- Splash screen
- Developer: Atari Corporation
- Publishers: Original releaseNA/EU: Atari Corporation; RelaunchWW: B&C Computervisions;
- Producer: David M. Schwartz
- Engine: GameFilm
- Platform: Atari Jaguar CD
- Release: Original releaseNA/EU: Unreleased; RelaunchWW: August 2002;
- Genre: Interactive movie
- Mode: Single-player

= Caves of Fear =

Caves of Fear is an unreleased interactive movie video game developed by Atari Corporation in 1995 exclusively for the Atari Jaguar CD. It served as technology demonstration of the GameFilm, a then-newly developed in-house interactive movie format conceived by former Atari Corp. employee David Schwartz during his time at the company.

Set in Montevideo, Uruguay in 1996, players assume the role of CIA agent Jack Armstrong tasked with stopping the terrorist organization World White Order before their chemical weapon is released into the world and "purifies" all of humanity. The players interact with the demo by performing actions highlighted with text messages appearing at the bottom of the screen, along with a subliminal voice in the background that queues to their possible decisions which can affect the narrative such as the getting the main character killed, and certain actions may lead to alternative scenes and endings.

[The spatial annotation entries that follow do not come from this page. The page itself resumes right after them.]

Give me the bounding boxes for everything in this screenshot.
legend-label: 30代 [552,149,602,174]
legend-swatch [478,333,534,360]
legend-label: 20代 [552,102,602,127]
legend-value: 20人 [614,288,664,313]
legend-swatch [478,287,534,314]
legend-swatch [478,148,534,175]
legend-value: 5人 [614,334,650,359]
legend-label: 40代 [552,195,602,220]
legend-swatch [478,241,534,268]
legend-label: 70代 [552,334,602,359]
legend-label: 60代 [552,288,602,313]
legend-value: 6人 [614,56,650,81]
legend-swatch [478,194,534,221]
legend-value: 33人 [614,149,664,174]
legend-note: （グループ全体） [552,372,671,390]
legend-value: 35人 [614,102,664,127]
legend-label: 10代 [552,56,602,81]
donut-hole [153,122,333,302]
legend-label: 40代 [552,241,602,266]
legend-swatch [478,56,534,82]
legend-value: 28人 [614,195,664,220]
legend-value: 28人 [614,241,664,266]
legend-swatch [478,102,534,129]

Despite Caves of Fear never being intended to be officially released into the public by Atari, a playable prototype build of the game was eventually recovered from being destroyed by Atari historian and video game collector Glenn Bruner along with a colleague. It has since been released and sold online by independent groups such as B&C Computervisions.

== Gameplay ==

Gameplay screenshot.

Caves of Fear is an interactive movie game demo that uses full motion video (FMV) to present the story and gameplay, similar to Digital Pictures' Sewer Shark and Netflix's Black Mirror: Bandersnatch, where players are instructed by the in-game text messages or a subliminal voice heard on the background to make CIA agent Jack Armstrong perform a choice under quick time events by pressing the A button on the controller, which can alter the course of the narrative and create a branching storyline, leading to different outcomes on each playthrough such as having the main character killed by World White Order agents. Due to its use of the GameFilm technology, scenes play and alter between each other without visible pausing, streamlining the experience and giving them a smooth narrative flow as a result, unlike most FMV titles released at the time. After reaching the end, players are ranked depending on their decisions and scoring is also based upon their actions.

== History ==
Caves of Fear served as a demonstration of the then-newly developed in-house interactive movie format conceived by former Atari employee David M. Schwartz named GameFilm, which allowed for data arranged in clips representing video film having multiple segments, matching another one to make them splice seamlessly when played in series as a result. According to Atari Explorer Onlines Jim Marsteller, the project was only showcased to key attendees at E3 1995. Internal documents from Atari also revealed that several production houses were involved in the creation of the project such as Man Made Films, The Music Annex, Apple & Honey Film, and Rimon.

== Release ==
Sometime in the 2000s, a playable prototype build of the game was found and recovered by Atari historian and video game collector Glenn Bruner along with an anonymous colleague from being destroyed, with homebrew programmer Scott Walters writing a CD booting program to run the title. After being rediscovered, it was showcased across fan festivals such as E-JagFest 2001 burned on a CD-R, in addition of being sold at Classic Gaming Expo 2002 by B&C Computervisions including a case and a professionally printed CD for US$25. It has since been leaked online and can be played by either using a Jaguar CD Bypass cartridge from B&C Computervisions or other methods of running unencrypted CD-Rs, as the game was not encrypted to run on standard Jaguar CD systems.